I chose to end her tale where I did because it is after that point that the two versions diverge most violently. The first version I read, in the guise of a drama in three acts, had the bodyguard DeWar running the lady through with his sword to revenge his dead master and then returning to his home in the Half-Hidden Kingdoms, where he was revealed in his true identity as a prince who had been spurned by his father due to an unfortunate but honourable misunderstanding. A death-bed reconciliation, decorated with pretty speeches, was effected with the expiring King and DeWar reigned well thereafter. I admit I find this the more morally satisfying ending.
The version which purported to be by the lady’s own hand and which she claimed she only committed to paper to counter the sensationalised untruths of the dramatic edition could hardly have been more different. In it, the bodyguard whose trust she had just violated and whose master she had most cruelly done to death, took her by the hand (from which she had barely finished washing their master’s blood) and led her out of the harem. They told those waiting nervously outside that UrLeyn was well, but sleeping deeply, at last, as though he already knew the cause of the boy’s illness had been discovered.
DeWar said he would take the concubine Perrund to Guard Commander ZeSpiole’s offices to confront the nurse who had accused her. Falsely, he suspected. DeWar apologised to chief eunuch Stike and handed him back his keys. He told some of the assembled guards to remain where they were and the rest to go back to their normal posts and tasks. He led the lady Perrund away, politely but firmly.
They were seen leaving the palace by the groom who supplied them with mounts, and observed leaving the city by a variety of honest citizens.
It was about the time they were galloping through the city’s northern gate that Stike tried to open the doors into the small court, on the top-most level of the harem.
The key would not fit properly into the lock, in which something appeared to be lodged.
The doors were broken down. The foreign body which had been inserted into the lock after the doors had been secured proved to be a piece of marble in the shape of a little finger, broken from one of the maidens in the fountain in the centre of the raised pool in the little court.
UrLeyn’s body was discovered in the bedroom off the court. His blood saturated the sheets. His body was quite cold.
DeWar and Perrund were never caught. They made their way after unrecounted adventures to Mottelocci, in the Half-Hidden Kingdoms, where DeWar, surprisingly, was not known at all, but which he knew a great deal about, and where he rapidly established a good name for himself.
The two became merchants, and later founded a bank. Perrund wrote the account from which I have taken half my story. They married, and their sons — and allegedly their daughters too — continue to this day to run a trading enterprise that supposedly rivals that of our own Mifeli clan. The company’s symbol, reportedly, is a simple torus, a ring, such as might be cut from one end of a hollow pipe. (This symbol is one half of what I suspect is not the only set of correspondences within and between these two tales, but — considering the implications of these far too bamboozling for this old head to encompass — I have left it to the reader to discover their own points of similarity, draw their own conclusions and blaze their own trails of speculation.)
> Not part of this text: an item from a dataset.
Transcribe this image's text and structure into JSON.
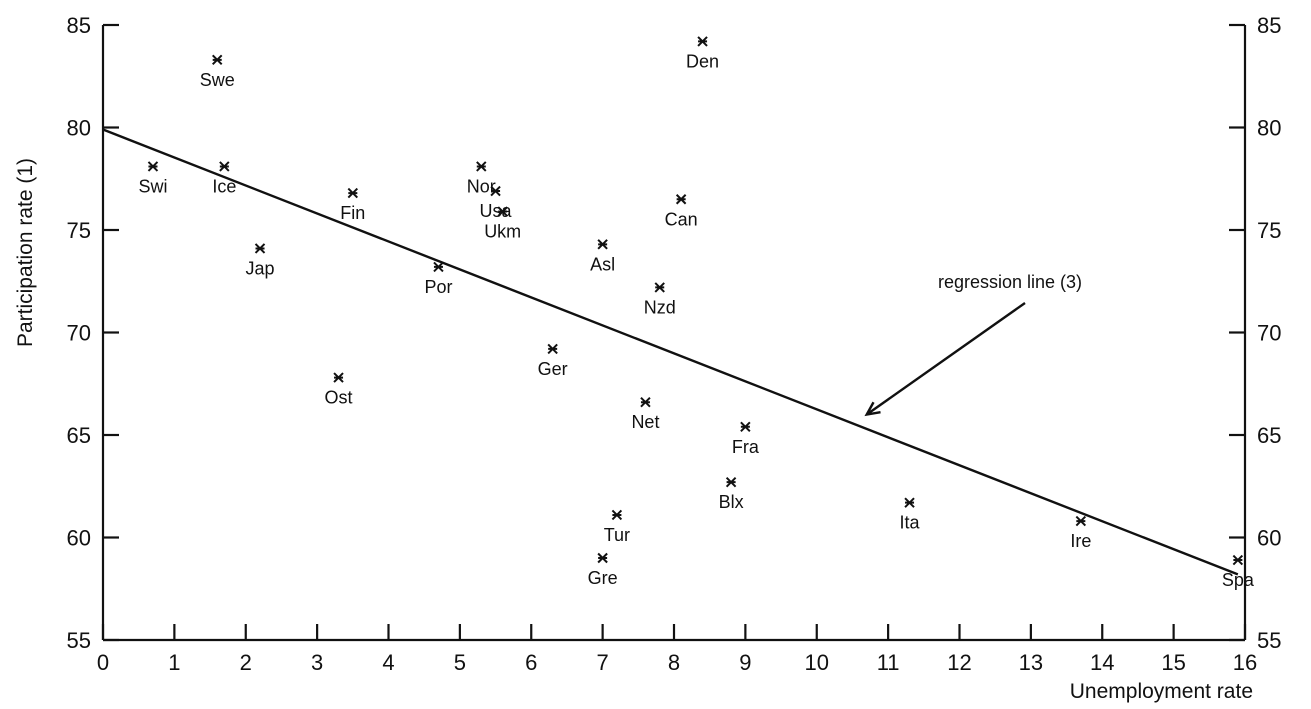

At any rate, DeWar and Perrund, we are told, both died in the mountains, in an avalanche in a mountain pass, five years ago. The snow and ice of the unforgiving peaks is their only tomb, but as they died after what appears to have been a long and happy life together, I beg to repeat that I prefer the former version of their fates, even if it is not supported by any facts whatsoever.
And now I think my divided tale is finished. I am sure there is much I have not said, much that could justifiably have been added had we — had I — only known a little extra, discovered a trifle more, but, as I have indicated above, sometimes (indeed probably always) one simply has to make do with what there is.
My wife is due to return soon from the market. (Yes, I married, and I love her now as I always have, for her own sake, not for that of my lost love, even if as I will admit she does look just a little like the good Doctor.) She took two of our grandchildren with her to look for presents, and they will expect me to play with them when they come back. I do little real work now I am so old, but still there is a life to be lived.